Selected article for: "low pressure and lung respiratory"

Author: Soundoulounaki, Stella; Akoumianaki, Evangelia; Kondili, Eumorfia; Pediaditis, Emmanouil; Prinianakis, Georgios; Vaporidi, Katerina; Georgopoulos, Dimitris
Title: Airway pressure morphology and respiratory muscle activity during end-inspiratory occlusions in pressure support ventilation
  • Cord-id: gcwycb9t
  • Document date: 2020_7_28
  • ID: gcwycb9t
    Snippet: BACKGROUND: The driving pressure of the respiratory system is a valuable indicator of global lung stress during passive mechanical ventilation. Monitoring lung stress in assisted ventilation is indispensable, but achieving passive conditions in spontaneously breathing patients to measure driving pressure is challenging. The accuracy of the morphology of airway pressure (Paw) during end-inspiratory occlusion to assure passive conditions during pressure support ventilation has not been examined. M
    Document: BACKGROUND: The driving pressure of the respiratory system is a valuable indicator of global lung stress during passive mechanical ventilation. Monitoring lung stress in assisted ventilation is indispensable, but achieving passive conditions in spontaneously breathing patients to measure driving pressure is challenging. The accuracy of the morphology of airway pressure (Paw) during end-inspiratory occlusion to assure passive conditions during pressure support ventilation has not been examined. METHODS: Retrospective analysis of end-inspiratory occlusions obtained from critically ill patients during pressure support ventilation. Flow, airway, esophageal, gastric, and transdiaphragmatic pressures were analyzed. The rise of gastric pressure during occlusion with a constant/decreasing transdiaphragmatic pressure was used to identify and quantify the expiratory muscle activity.

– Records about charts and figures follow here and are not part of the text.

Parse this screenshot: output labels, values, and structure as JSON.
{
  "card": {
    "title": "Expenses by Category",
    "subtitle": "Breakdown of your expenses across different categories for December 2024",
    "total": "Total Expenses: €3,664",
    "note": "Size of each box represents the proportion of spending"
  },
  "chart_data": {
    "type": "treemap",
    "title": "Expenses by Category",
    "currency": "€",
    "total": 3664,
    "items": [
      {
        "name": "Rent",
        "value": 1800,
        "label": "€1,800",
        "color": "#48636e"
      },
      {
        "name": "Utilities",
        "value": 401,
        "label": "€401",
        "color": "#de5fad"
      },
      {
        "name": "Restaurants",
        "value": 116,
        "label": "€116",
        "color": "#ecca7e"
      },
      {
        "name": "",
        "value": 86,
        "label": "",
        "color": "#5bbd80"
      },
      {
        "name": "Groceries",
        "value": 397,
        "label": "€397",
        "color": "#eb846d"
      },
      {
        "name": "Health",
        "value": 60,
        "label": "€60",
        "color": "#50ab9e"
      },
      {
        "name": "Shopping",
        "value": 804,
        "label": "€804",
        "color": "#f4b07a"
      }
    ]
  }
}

The Paw during occlusion was classified in three patterns, based on the differences at three pre-defined points after occlusion (0.3, 1, and 2 s): a “passive-like” decrease followed by plateau, a pattern with “clear plateau,” and an “irregular rise” pattern, which included all cases of late or continuous increase, with or without plateau. RESULTS: Data from 40 patients and 227 occlusions were analyzed. Expiratory muscle activity during occlusion was identified in 79% of occlusions, and at all levels of assist. After classifying occlusions according to Paw pattern, expiratory muscle activity was identified in 52%, 67%, and 100% of cases of Paw of passive-like, clear plateau, or irregular rise pattern, respectively. The driving pressure was evaluated in the 133 occlusions having a passive-like or clear plateau pattern in Paw. An increase in gastric pressure was present in 46%, 62%, and 64% of cases at 0.3, 1, and 2 s, respectively, and it was greater than 2 cmH(2)O, in 10%, 20%, and 15% of cases at 0.3, 1, and 2 s, respectively. CONCLUSIONS: The pattern of Paw during an end-inspiratory occlusion in pressure support cannot assure the absence of expiratory muscle activity and accurate measurement of driving pressure. Yet, because driving pressure can only be overestimated due to expiratory muscle contraction, in everyday practice, a low driving pressure indicates an absence of global lung over-stretch. A measurement of high driving pressure should prompt further diagnostic workup, such as a measurement of esophageal pressure.